There is, however, an ironic epilogue to this escapade. Later that same day, Ben, Matthias and Florian caught up with Mel and I – turns out they had been behind us all along. When they scoped out the checkpoint from a distance by day, they had observed big gates guarded by big guard dogs, and assumed it was rabies and suicide to sneak across. So instead, they biked right up in broad daylight, surrendered their permitless passports – and were waved through with no questions asked. Despite being teased mercilessly by them, and losing at least five years off our lives from stress, at least we’ve got them beat with a helluva story to tell the grandkids someday.
So up, up, up we climbed into and onto Tibet. In total, it took twenty days to travel from Kargilik in Xinjiang to Ali in Tibet. We covered 1054 km and nine passes, including the highest at over 5400m (17,700 ft), and spent nearly a week at elevations higher than 5000m (16,400 ft). It was insane. It was sublime.
From the dizzying heights of the Tibetan plateau, the sky was an intense deep-sea indigo, and the land below equally oceanic, rumpled with great waves of mountains, islanded with turquoise lakes. A blue and khaki planet of impossible dimensions: the lowest basin in sight hovered a deceptive 4900m in elevation, and the sloped, sleepy mountains all around reached well over 6000m. The roof of the world, so they say, but from up there we could just begin to perceive the real roof of our world, that faint and shimmering swaddle of air that holds us back from the heavens, or the heavens back from us. At night I swore that if I could only suck enough oxygen into my lungs – certainly impossible at those thin heights – I could jump up and swat the swarming stars like flies, they were buzzing that close.

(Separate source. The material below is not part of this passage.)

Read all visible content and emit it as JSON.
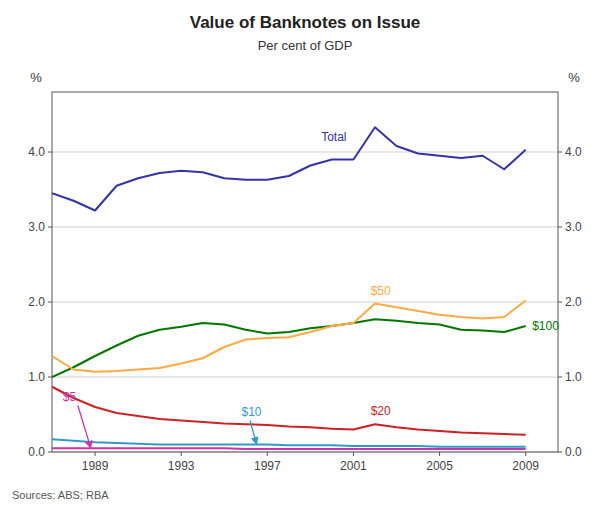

With just over a month and a half left to go now, the trip continues to evolve. In a few days, Ben will fly home to Canada, and Mel and I will be on our own, although we’re going to ride for as long as possible with the Kathmandu-bound Germans – a few weeks ago, strangers; now great friends and partners-in-misadventures. The current plan is to ride to Lhasa, stopping to trek in a few places along the way. We turned ourselves in to the police upon our arrival in Ali, paid a $50 fine, and obtained an Alien Travel Permit for Tibet, so we’re delightfully legal here, at least for another few weeks. Who knows where the road will take us. All that is certain is that I am mad for this otherworldly land and life, forever doomed to possess “a homesickness for a country that isn’t mine”, as was Alexandra David-Neel:
I have a homesickness for a country that isn’t mine…the steppes, the solitude, the eternal snows and big skies up there haunt me. One remains permanently engulfed in the silence where only the wind sings, in the solitudes almost naked of greenery, the chaos of fantastic rocks, dizzying peaks and horizons of blinding light.